The Office of the Comptroller of the Currency has banned Wells Fargo’s former CEO from the industry and fined him and six other executives in connection with the bogus account scandal at the company’s retail bank, according to news reports.
In addition to agreeing to a ban from the banking industry, John Stumpf, the former CEO, agreed to pay a $17.5 million civil penalty as part of a settlement, Reuters writes.
Former human resources head Hope Hardison settled the OCC’s charges for $2.25 million and former chief risk officer Michael Loughlin settled for $1.25 million, according to the newswire. Five other former Wells Fargo executives, including former retail banking head Carrie Tolstedt, refused to settle, Reuters writes. Tolstedt could face a civil monetary penalty of up to $25 million, according to the newswire.
The bogus account scandal placed Wells Fargo under closer regulatory scrutiny and impacted its overall brand.
Discussing the sales scandals and the subsequent scrutiny from regulators during a call with analysts earlier this month, Wells Fargo’s new CEO and President Charles Scharf said the company had made “terrible mistakes.”
“We have not yet met our own expectations or the expectations of others. We must do what’s necessary to put these issues behind us,” said Scharf. He added that the company may further reorganize its management following his review of its various businesses.
“The path to success will be bumpy,” he said.
The OCC took a rare step in holding the senior executives personally accountable, Reuters writes. The civil penalty the regulator imposed to Stumpf is the largest it’s ever secured from an individual, according to the newswire.

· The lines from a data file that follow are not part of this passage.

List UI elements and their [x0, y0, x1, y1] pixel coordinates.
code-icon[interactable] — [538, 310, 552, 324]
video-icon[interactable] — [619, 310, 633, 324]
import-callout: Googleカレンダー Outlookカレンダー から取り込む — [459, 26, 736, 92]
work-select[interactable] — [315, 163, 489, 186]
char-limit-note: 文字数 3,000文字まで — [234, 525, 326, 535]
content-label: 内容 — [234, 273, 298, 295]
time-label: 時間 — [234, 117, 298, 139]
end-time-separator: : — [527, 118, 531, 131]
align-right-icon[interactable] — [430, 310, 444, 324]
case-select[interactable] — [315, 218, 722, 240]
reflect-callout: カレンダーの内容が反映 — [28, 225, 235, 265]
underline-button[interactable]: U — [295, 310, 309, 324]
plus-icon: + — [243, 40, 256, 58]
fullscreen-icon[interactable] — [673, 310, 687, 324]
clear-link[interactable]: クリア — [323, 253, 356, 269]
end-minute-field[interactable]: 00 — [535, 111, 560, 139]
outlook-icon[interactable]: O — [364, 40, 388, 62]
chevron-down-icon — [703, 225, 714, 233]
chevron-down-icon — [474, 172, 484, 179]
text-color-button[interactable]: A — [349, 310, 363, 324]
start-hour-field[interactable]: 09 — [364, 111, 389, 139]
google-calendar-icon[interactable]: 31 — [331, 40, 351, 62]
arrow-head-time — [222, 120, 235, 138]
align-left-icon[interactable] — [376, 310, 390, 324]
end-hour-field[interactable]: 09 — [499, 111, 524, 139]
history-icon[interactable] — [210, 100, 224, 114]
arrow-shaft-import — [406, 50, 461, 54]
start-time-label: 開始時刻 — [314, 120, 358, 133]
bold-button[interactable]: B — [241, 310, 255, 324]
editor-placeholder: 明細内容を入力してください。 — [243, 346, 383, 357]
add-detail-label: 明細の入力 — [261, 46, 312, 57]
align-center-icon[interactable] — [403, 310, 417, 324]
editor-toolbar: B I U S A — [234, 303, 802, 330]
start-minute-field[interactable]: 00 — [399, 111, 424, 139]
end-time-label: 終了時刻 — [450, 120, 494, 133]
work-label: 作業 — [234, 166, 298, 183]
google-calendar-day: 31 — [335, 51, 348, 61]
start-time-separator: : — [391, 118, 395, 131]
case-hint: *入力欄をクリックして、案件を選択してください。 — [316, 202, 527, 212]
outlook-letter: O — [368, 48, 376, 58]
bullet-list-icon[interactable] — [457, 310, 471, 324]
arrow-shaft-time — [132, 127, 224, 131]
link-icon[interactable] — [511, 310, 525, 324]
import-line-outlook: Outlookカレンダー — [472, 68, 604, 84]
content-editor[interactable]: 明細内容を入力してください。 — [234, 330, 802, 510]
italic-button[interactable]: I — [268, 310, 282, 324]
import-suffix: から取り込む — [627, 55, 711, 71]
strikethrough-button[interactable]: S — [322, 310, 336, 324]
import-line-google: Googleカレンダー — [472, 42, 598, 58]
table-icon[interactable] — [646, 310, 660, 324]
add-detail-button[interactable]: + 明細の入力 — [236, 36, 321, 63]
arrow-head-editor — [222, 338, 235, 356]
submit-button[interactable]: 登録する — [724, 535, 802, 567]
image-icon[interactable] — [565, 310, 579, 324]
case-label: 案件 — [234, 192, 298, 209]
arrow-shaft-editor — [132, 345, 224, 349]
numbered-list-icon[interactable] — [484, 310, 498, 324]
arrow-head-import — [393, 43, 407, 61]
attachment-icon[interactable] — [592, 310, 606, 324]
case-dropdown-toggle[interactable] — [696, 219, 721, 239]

Reuters could not reach Stumpf for comment, the newswire writes.
Stumpf had resigned from the firm in October 2016 following revelations that thousands of its employees opened millions of fake debit and credit accounts without the customers’ knowledge. The $185 million fine Wells Fargo paid that year was only the beginning of regulatory scrutiny that has since extended to most of the company’s business divisions, including its wealth management unit.
The company has paid out over $4 billion in fines and penalties since the 2016 revelations, according to Reuters.
Scharf issued a statement yesterday, saying that the “OCC’s actions are consistent with my belief that we should hold ourselves and individuals accountable.”
“They also are consistent with our belief that significant parts of the operating model of our Community Bank were flawed,” Scharf says in a statement.
He added that the firm would “not make any remaining compensation payments” to any of the executives fined until it reviews the filings.
The OCC’s investigation is still ongoing and may result in more charges, a person with knowledge of the matter tells Reuters. And the OCC isn’t the only one investigating Wells Fargo. The Department of Justice and the SEC both have ongoing investigations as well, the newswire writes.